人間として第一等の資質は"沈思黙考"→"深沈厚重"
今週は、12日(月)が山の日の祝日、13日(火)〜16日(金)がお盆の4日間(それも16日は台風7号の関東襲来)、続く17日(土)〜18日(日)は連休と、私には珍しい事務所漬けで読書三昧、沈思黙考の1週間になりそうだ。こんなに人とお会いしない1週間は珍しい。
小宮一慶さんが、「稲盛和夫の遺した教訓」で書いていらしたが、稲盛和夫さんも松下幸之助さんもお二人ともえらい"せっかち"だったとか。私もそう思う。
私は、お二人のような偉大な哲人経営者には及ぶべくもない凡人ではあるが、この"せっかち"のところだけは勝るとも劣らないと思う。
ただ私との違いは、彼らがその"せっかち"をきちっとコントロールすることができたということ、万が一できなかった場合は、"反省"をして素直な心で失礼の段を相手にお詫びされたということだろう。お詫びされなくとも相手がお二人の情のあるお心を察することができる行動をなさったということだろう。
お二人のような雲上人でそのようなご配慮をされる人は果たしてどれだけいらっしゃるだろうか。
私は瞬間湯沸器のようなところがあって、なかなかグッと我慢をすることができない。
若い時なら若気の至りで許されることもあるのだろうが、古稀を過ぎた老人になってそんなことをしていたら、それは裏表のないわかりやすい人間と思われることはあっても、"できた人間"とは決して思われることはない。そして、人は私の周りに集まっては来てくれはしない。
グッと我慢をするということなのだが、グッと我慢というより、自然体ですぐ反応することはしない、カップヌードルではないが、たった3分待つことなのだ。それができるようになったら半日待つこと。それが一日、二日、一週間くらいは待つことができる人間になることだ。
そうすれば、自分の至らなさが分かることだろうし、目先の損得ではなく、中長期の損得が分かる。前者の損得は単なる目に見える利害であるが、後者は人間としての成長の意味の損得だ。
古稀を過ぎて、漸く、論語の"従心"の意味が分かってきた。
従心とは、「心の 欲するところに従えども矩を踰えず」、すなわち、「自分の心に思うことをそのまま行なっても、まったく道徳の規範から外れることがない」という意味だ。
メールでも、書面でも、口頭でも、単なる事務・事実を伝えることは、沈思黙考することではない。すぐに対応することが大切だ。それがトロい人がいるが、それだけでその人は信頼を失ってしまう。この場合はせっかちであることが何より大事だと思う。
しかし、肝腎要のことはそれではいけない。沈思黙考して、何度も何度も推敲することだ。

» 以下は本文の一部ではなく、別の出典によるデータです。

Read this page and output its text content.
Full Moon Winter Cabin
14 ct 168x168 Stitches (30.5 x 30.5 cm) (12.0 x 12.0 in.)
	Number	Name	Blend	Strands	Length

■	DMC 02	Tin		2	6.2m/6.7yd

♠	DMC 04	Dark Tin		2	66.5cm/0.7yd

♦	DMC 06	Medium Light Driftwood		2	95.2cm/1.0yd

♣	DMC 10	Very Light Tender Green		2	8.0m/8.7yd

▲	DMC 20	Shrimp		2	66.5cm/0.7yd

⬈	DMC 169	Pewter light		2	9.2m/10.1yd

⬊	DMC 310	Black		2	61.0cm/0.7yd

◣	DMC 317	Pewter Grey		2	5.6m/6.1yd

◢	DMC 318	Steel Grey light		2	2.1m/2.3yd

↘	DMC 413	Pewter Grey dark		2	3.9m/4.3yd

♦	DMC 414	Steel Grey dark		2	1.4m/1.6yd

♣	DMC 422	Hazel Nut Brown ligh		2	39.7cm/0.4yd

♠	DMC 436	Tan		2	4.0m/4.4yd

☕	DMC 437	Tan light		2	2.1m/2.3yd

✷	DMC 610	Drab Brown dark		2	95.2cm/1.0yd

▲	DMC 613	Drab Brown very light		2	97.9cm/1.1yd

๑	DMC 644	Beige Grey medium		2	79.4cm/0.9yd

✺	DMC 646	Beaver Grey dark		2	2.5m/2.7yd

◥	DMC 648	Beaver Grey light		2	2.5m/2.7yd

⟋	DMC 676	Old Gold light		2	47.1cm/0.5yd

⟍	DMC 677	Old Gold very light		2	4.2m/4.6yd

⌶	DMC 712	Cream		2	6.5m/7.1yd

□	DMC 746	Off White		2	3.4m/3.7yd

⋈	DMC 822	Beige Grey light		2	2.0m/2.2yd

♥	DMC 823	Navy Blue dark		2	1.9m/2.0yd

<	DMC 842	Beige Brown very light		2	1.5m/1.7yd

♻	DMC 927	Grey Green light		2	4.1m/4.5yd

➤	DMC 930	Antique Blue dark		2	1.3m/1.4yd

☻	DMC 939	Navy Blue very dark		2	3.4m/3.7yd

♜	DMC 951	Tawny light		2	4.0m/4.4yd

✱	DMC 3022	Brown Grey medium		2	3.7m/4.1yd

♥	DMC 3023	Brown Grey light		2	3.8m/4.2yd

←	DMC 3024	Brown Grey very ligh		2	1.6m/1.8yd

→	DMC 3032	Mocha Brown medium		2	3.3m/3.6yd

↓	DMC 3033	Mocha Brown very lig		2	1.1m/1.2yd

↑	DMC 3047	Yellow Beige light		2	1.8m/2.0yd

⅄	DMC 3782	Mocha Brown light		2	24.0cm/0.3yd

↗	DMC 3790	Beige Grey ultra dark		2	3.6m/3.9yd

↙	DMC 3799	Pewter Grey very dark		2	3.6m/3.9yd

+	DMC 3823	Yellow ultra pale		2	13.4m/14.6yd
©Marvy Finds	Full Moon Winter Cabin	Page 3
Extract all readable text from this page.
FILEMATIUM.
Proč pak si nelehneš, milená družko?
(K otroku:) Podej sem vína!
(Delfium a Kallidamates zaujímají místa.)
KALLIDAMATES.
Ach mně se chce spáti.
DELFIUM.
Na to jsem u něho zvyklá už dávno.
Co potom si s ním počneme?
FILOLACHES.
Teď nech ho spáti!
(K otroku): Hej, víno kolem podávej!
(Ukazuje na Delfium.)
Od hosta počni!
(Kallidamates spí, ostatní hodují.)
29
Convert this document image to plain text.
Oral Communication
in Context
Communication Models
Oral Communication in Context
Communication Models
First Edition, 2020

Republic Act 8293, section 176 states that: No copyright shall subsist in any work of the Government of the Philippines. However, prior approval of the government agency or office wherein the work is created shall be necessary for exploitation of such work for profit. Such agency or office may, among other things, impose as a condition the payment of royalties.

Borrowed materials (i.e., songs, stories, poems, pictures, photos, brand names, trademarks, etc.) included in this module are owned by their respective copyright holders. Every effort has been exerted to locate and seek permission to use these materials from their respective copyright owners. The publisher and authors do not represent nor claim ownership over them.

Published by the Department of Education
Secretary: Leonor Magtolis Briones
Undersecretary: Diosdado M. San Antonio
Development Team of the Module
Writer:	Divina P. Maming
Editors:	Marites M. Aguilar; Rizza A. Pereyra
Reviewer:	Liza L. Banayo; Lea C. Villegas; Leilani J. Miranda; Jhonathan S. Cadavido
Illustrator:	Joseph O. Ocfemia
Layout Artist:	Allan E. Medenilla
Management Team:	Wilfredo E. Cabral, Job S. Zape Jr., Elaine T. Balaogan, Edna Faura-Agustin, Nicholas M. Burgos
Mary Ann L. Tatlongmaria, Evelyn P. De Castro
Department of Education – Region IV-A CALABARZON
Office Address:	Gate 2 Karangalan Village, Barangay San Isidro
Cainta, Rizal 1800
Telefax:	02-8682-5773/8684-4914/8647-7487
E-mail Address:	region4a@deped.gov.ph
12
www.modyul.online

そこで今まで見えていなかったものが見えてくることがある。人生であるべきことが見えてくる。一生を懸けてブレない生き方をしようと思う、そのブレない生き方がより確信にまで高まってくる。
中国明代の哲学者、呂新吾は「呻吟語」で述べている。
深沈厚重は是れ第一等の資質
磊落豪雄は是れ第ニ等の資質
聡明才弁は是れ第三等の資質
まず人間として一番大切なこと、人がその人の周りに集まってくる人になるには、磊落豪雄や聡明才弁よりももっと大切な資質は、深沈厚重なのだと。
深沈厚重とは、さっき会ったのにまた会いたいと思わせるような余韻の残る人であり、厚みのある温かさは
人を惹きつける。どっしりとして重みのある発言は人を安心させる。
私にはそれが欠けている。ただ裏表のない真っ直ぐで正直な人間が人を惹きつけるのではない。その要素を底辺に持って、深沈厚重な人間になることだ。沈思黙考する時間を持って、よく推敲して言葉を発することだ。
沈思黙考が不得手であるからと言って、これを得手の人にお任せすることは、たとえその人が信頼に足る人であってもできることではない。
私の人間性に関することであるからだ。私自身のことだからだ。これだけは、私が沈思黙考することなのだ。そして、人間性を高めることだ。さすれば、たくさんの人が私の周りに集まってきてくれるだろう。